Lighthouse ho

 

I’VE always wanted to be a tour guide. Actually, that’s a lie. I’ve always wanted to be a journalist, but I thought being a tour guide might be a bit of fun if – oh, I don’t know – the newspaper you worked for went into receivership, say, and you had a mortgage to pay.

And so it came to pass, when Loop Head Lighthouse opened to the public in July. My new job necessitated hours of study about Fresnel lenses, daymarks and mercury baths, but all that swotting was not enough to dispel a bowel-loosening nervousness the first day.

The first tour group eyed me sceptically as I led them to the top of the tower, wearing a fetching high-vis jacket and finding it hard to breathe. I told them about Loop Head’s unique flashing sequence, and how every lighthouse is different, and that’s how mariners know where they are. These factoids had been new to me, and I presumed they would be edifying for others. But it turned out that practically everyone on that first tour had spent 80 or 90 years in the merchant navy.

“What’s the candle power of the bulb?,” inquired one elderly, salty-looking man. I looked away toward the west, into that vast blue space that both divides and connects us with the Americas, and mumbled that I didn’t know.

“What’s that, love? What did you say? Speak up,” he said, tapping his wooden leg and adding, “The name’s Ahab, Captain Ahab”.

 “I don’t know,” I whispered, already reconsidering the wisdom of honesty vis a vis the best policy.

Another visitor pointed towards the lumpy coast of Kerry. “Arr, me hearty,” he cried. “Be they the Blaskets yonder?”

“Yes, yes, those are the Blasket Islands,” I declared, having abruptly realised that you don’t have to be certain, you just have to be convincing. Amazing that it took one day as a tour guide, and not 20 years in journalism, to learn that lesson.

In later days, having filled the gaps in my knowledge, I became shrill and emphatic. “You there at the back, you’re not listening!,” I would bellow at startled tourists. I began locking the door of the tower and subjecting visitors to multiple choice exams after their tour. If they got the answers wrong, I took to hitting them about the head with rolled-up copies of ‘Afloat’ magazine. Children grew tearful at the sight of me.

More to the point, I began to take possession of the lighthouse itself.
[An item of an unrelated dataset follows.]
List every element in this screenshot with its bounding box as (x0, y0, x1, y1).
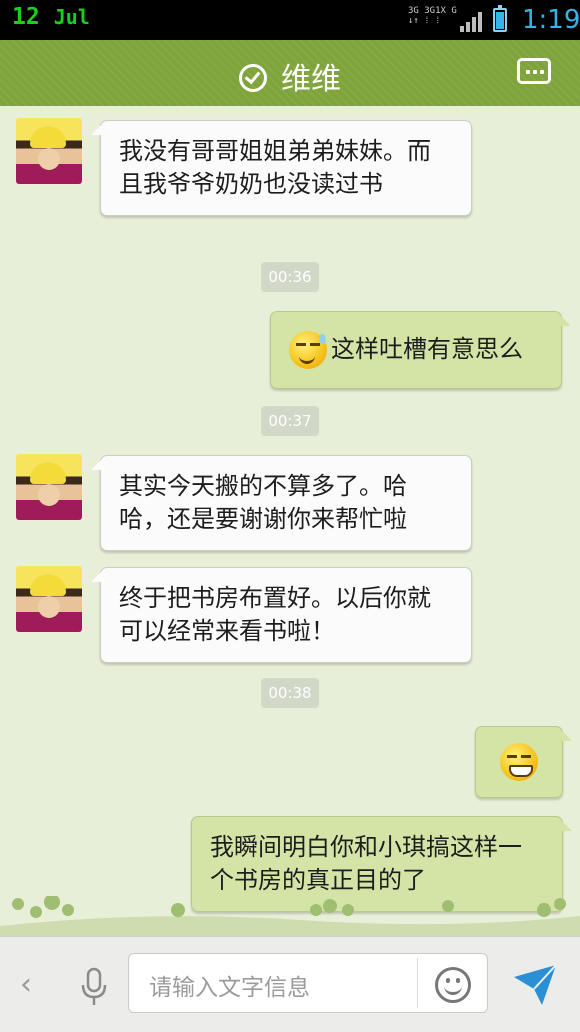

All it took was a series of mornings approaching that lonesome tower – for so long a saviour of lives and now increasingly, tragically, obsolete, thanks to GPS – to engender a sort of emotional ownership, a protectiveness. If anyone climbed to the top of the lighthouse and was not surprised by joy at the experience, I took it personally.

We expected 50 or 60 visitors a day; instead there were hundreds. People sometimes had to wait an hour for a tour. You would look down from the gallery and see an angry mob gathering at the base of the tower. It was positively mediaeval. The danger was that night would fall and the mob would somehow acquire torches and pitchforks. Consequently, you had to hasten people of all nationalities back down the stairs, and as everybody knows, not all nationalities are equally susceptible to being hastened. (You know who you are, Germany.)
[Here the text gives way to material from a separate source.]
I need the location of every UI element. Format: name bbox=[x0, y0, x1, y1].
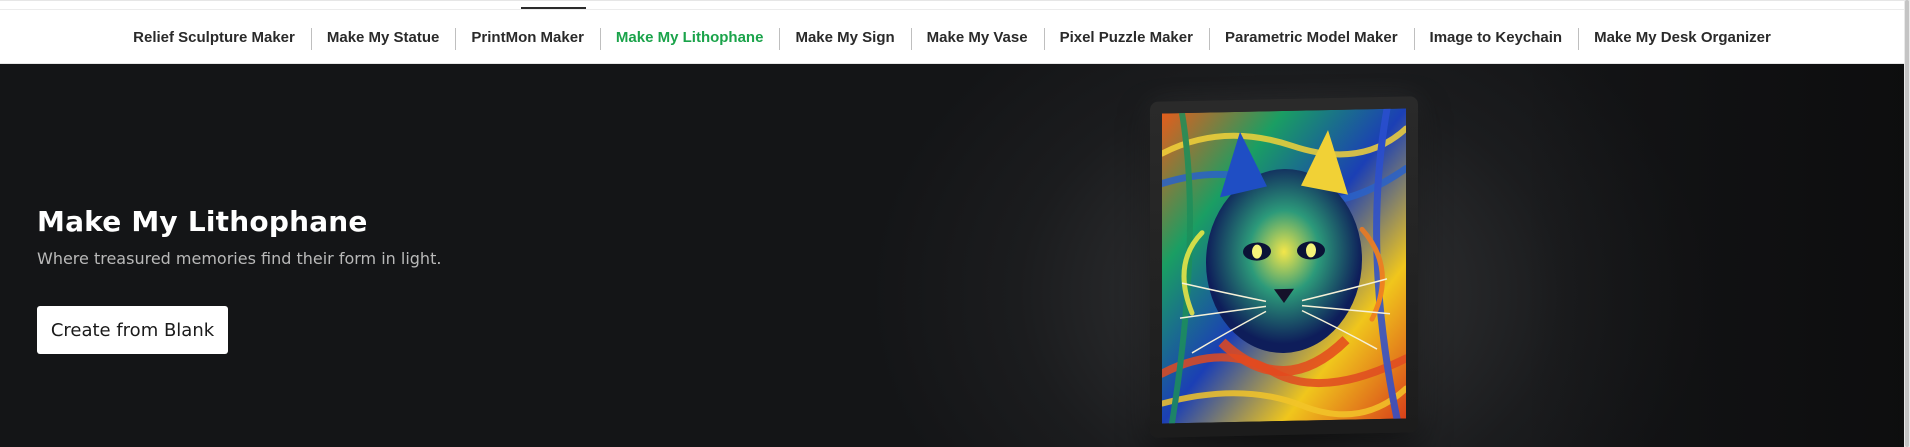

With very few exceptions, though, tourists are good-natured, patient, willing to be made laugh and eager to absorb information. But blow me down, they’re a motley crew.

One visitor had dentures so huge and so bright that I worried they might constitute a danger to shipping. Discreetly I positioned myself between the dentures and a large container vessel that was at that moment entering the estuary. A person with her own lighthouse has to think of these things.

One of the more memorable visitors was a blind woman who feared she might not be equal to the spiral staircase. So badly did I want this woman to reach the top of Loop Head Lighthouse – to ‘see’ it – that I would have shut down the entire operation for as long as it took to get her there. She got there. 

One afternoon it was so foggy that the light came on in the lighthouse, beaming out its age-old warning to sailors. I led a succession of visitors to the top, where we could see nothing but  the light – and each other.

“This is quite Zen, really,” I said, in a feeble attempt to assuage their disappointment. Pointing south I told them: “If it weren’t so foggy, you could see the Blaskets there. But at least you can see the light – all one thousand watts of it.”